Finally, the Last Holiday of Winter

The rain/snow line seemed low on Sunday morning. As the UTA passed the soggy dark embankments around Tanner's Flat, it's windshield flattening big drops of rain, I remembered how spring skiing, from a Wasatch perspective, is already here. Just above that however, the precip began flecking the windshield. That dendrit-ic transformation is what I wanted to seed. Once the Birds were dropped off at the compound, the bus emptied out and its temperature dropped considerably. I was back in winter.

Riding the bus to Alta changes something in me. Driving my car up the canyon has become like spending the night with a beautiful woman that happens to have hairy armpits. Regardless of how great she is, there is no way possible I am looking forward to that part of her. So even though riding UTA burns an extra 30 minutes in stops and the ski rack seemed to be designed by someone under the impression that Little Cottonwood is straight-- with zero incline-- and that skis possess a physics-defying quality of inertia, I love it. I realized it adds a little bit of anticipatory euphoria. If you've ever been to Disney World as a child, you have likely ridden the monorail from the parking lot or your lodging, into the park. Is there any greater build up in a young mind? Knowing at the end of that monorail will be a life-size Goofy, idiot proof cars you can kind-of drive and the philosophical realization that it is a small world after all.

I still couldn't seem to
stay high enough.

Somehow, the Wildcat gods smiled on me this past Sunday morning. Because about 5 minutes after I got into line, the rubes began to figure out the line at Collins was exponentially longer than what as building up at Alta's quaint little fixed double. And in fact, a rather saintly local identified a single near the top of the cue for me and I jumped all the way up to 3rd position, easily the highest I have ever been at a lift at Alta. The snow was falling, everything looked pretty well covered in cream and after the two chairs in front of me unloaded and took the path of least resistance down the runs directly under the top of the chair, I had the rare pleasure of being the first one down Punch Bowl and into the western perimeters of Wildcat. The initial turns were a little rough; the heavily trafficked areas had some lumps, but as I cut my route into Wildcat Bowl I realized that more snow fell overnight than I expected. I was worried I was going to regret not skiing Saturday, and since I can only tolerate so much of a holiday crowd, I chose to ski Sunday, and that choice seemed just fine.

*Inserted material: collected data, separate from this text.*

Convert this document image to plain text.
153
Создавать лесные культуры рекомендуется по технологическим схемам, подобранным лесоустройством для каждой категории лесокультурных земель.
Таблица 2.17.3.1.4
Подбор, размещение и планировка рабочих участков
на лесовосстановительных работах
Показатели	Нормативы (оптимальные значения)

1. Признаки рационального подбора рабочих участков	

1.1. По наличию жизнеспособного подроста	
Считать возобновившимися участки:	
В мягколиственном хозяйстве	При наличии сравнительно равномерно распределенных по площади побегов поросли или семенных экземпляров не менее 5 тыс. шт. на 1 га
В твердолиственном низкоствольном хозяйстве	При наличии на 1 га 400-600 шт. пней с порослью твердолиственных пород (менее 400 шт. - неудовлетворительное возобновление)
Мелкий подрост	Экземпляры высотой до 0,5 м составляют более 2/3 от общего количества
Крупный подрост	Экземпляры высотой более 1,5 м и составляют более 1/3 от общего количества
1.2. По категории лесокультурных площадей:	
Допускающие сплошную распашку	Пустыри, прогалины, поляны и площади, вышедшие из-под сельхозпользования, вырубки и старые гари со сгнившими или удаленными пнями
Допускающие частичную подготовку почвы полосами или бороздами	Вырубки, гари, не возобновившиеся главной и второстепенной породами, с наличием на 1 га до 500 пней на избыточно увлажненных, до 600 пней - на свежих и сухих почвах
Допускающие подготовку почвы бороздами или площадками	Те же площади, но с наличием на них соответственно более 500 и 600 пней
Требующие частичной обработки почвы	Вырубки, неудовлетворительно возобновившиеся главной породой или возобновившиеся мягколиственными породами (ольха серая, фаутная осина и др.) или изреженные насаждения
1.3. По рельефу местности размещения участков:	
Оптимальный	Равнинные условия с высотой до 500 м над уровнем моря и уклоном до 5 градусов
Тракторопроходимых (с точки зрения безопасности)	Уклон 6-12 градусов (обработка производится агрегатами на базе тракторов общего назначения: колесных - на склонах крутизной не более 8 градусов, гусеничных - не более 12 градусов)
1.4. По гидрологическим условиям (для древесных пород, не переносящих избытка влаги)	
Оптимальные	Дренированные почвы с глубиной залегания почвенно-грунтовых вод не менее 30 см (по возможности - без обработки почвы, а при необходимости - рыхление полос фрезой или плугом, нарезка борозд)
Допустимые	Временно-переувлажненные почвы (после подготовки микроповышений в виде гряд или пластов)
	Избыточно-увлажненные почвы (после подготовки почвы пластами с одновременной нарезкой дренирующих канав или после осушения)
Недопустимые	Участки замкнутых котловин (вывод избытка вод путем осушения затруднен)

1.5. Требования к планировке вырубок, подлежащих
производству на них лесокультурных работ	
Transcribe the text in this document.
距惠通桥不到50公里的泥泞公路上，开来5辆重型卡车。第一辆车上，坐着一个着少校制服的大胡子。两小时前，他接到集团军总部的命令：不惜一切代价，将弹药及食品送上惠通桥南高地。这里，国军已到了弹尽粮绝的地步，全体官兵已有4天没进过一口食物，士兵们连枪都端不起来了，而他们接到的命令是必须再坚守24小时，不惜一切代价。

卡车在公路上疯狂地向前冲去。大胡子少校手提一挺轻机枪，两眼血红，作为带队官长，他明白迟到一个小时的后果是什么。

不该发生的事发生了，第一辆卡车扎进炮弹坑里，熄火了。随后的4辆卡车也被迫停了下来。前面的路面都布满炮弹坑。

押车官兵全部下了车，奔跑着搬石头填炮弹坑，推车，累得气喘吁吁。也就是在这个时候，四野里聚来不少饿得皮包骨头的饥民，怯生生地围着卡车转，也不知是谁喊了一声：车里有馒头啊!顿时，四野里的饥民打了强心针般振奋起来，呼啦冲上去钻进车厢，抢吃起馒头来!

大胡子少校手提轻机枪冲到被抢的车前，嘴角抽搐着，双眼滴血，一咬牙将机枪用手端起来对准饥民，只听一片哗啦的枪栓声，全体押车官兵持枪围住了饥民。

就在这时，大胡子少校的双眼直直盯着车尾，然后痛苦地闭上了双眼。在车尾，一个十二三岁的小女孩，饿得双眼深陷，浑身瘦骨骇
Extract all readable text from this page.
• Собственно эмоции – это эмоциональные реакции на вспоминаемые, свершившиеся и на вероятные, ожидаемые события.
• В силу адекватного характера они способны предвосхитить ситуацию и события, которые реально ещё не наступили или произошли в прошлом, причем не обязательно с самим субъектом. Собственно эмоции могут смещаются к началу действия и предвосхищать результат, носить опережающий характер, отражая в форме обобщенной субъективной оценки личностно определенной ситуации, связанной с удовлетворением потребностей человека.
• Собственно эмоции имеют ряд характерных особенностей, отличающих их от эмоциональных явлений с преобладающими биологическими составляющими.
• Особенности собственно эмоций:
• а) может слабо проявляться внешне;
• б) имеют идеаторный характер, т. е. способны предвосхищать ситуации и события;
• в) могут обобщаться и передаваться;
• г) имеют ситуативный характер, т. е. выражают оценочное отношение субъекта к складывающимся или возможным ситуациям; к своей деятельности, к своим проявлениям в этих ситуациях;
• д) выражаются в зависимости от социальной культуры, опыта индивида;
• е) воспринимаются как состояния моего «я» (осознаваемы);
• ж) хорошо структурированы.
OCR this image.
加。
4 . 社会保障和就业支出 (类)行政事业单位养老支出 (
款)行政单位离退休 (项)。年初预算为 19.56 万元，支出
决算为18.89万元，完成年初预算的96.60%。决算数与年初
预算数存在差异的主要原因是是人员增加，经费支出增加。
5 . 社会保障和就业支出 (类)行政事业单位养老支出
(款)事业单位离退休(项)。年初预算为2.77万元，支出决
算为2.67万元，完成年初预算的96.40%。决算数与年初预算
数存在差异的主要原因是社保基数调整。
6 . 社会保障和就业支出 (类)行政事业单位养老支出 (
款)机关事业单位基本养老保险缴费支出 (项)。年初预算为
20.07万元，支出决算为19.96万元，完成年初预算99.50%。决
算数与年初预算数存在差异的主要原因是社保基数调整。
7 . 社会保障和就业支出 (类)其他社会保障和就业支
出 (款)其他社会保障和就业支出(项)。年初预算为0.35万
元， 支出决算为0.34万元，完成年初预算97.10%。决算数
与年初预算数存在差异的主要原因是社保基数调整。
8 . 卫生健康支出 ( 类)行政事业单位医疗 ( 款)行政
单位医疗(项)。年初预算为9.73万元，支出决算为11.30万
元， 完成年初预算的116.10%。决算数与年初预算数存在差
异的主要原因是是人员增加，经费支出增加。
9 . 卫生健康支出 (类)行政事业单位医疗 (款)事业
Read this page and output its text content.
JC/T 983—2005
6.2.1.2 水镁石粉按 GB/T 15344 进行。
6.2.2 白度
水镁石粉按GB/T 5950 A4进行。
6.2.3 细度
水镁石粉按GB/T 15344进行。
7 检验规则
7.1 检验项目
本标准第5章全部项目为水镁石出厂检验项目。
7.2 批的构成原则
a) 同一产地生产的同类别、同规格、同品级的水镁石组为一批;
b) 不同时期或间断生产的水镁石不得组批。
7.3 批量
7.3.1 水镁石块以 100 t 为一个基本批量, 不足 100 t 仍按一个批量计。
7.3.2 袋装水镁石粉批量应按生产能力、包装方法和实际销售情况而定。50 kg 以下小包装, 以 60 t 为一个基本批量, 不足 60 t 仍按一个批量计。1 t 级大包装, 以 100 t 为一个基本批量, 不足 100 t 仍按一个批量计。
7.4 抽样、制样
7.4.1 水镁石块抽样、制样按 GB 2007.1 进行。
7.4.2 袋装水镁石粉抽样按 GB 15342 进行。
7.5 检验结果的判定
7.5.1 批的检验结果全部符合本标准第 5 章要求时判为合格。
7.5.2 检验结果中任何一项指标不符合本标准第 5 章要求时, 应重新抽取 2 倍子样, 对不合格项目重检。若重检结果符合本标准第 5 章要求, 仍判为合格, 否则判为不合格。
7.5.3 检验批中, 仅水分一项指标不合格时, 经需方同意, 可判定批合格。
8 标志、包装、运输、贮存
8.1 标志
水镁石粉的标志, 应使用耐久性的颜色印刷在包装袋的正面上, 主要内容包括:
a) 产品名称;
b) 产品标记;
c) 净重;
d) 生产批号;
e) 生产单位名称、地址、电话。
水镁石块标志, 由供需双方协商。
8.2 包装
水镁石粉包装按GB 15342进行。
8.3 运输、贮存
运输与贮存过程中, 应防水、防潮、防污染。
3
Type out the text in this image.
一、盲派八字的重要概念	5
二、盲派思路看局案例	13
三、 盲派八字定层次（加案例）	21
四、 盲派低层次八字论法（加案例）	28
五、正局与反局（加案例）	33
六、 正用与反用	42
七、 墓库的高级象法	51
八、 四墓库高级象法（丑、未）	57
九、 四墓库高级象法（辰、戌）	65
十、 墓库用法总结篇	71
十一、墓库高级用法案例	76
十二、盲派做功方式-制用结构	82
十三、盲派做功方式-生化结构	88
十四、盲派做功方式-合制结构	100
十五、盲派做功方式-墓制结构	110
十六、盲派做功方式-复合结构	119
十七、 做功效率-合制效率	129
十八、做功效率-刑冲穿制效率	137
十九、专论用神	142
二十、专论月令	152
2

I began to feel the effects of Saturday's bike ride, my first of 2017, in my legs after I incredibly had to be the first one to put in a high traverse across Punch Bowl to get to the ridge that follows the resort boundary. There were some covered tracks that looked like they were set down by patrol in the AM, but they must have come down from the ammo shack on the knob above. So I trudged through, raised my heart rate and was rewarded with the pleasure of swooping in like a hawk on the skiers taking the low route.

The new skis should not get used to this much
snow on this stretch.
After two laps like that where I felt like I was in my own little tree house, I took a break and then took a lap up Collins. Gunsight sounded good, and since the diminishing visibility and new snow might make it hard for me to approach the notch from the High T, I decided I would take the Backside traverse which instead requires an immediate side-step right from the lift ramp, but the ability to ski down to the Gunsight climb instead of trying to step up to the climb. I've been doing this more lately, even though it requires using a rope to circumnavigate a small cliff band that has a two ski width passage along the rock. Once again, no one seemed interested in doing this, so I was shocked by two things. One, that in the section on the cliff band where I had to hold on to the rope for balance, I could actually ski instead of gently tiptoe along with my skis-- there was enough snow. And the second surprise is that no one had been up Gunsight in a while. There were some tracks on the uptrack, but they looked like they had been covered for most of the day. Once again, I was sitting on top of the world while rats raced below me. Once I got the top of Gunsight, the winds kicked up. Alone.



The day before, my father-in-law was skiing at Alta and sent me this picture of the rubes lined up for Devil's Castle. Glad that I can still find my way to a few spots that need to be earned.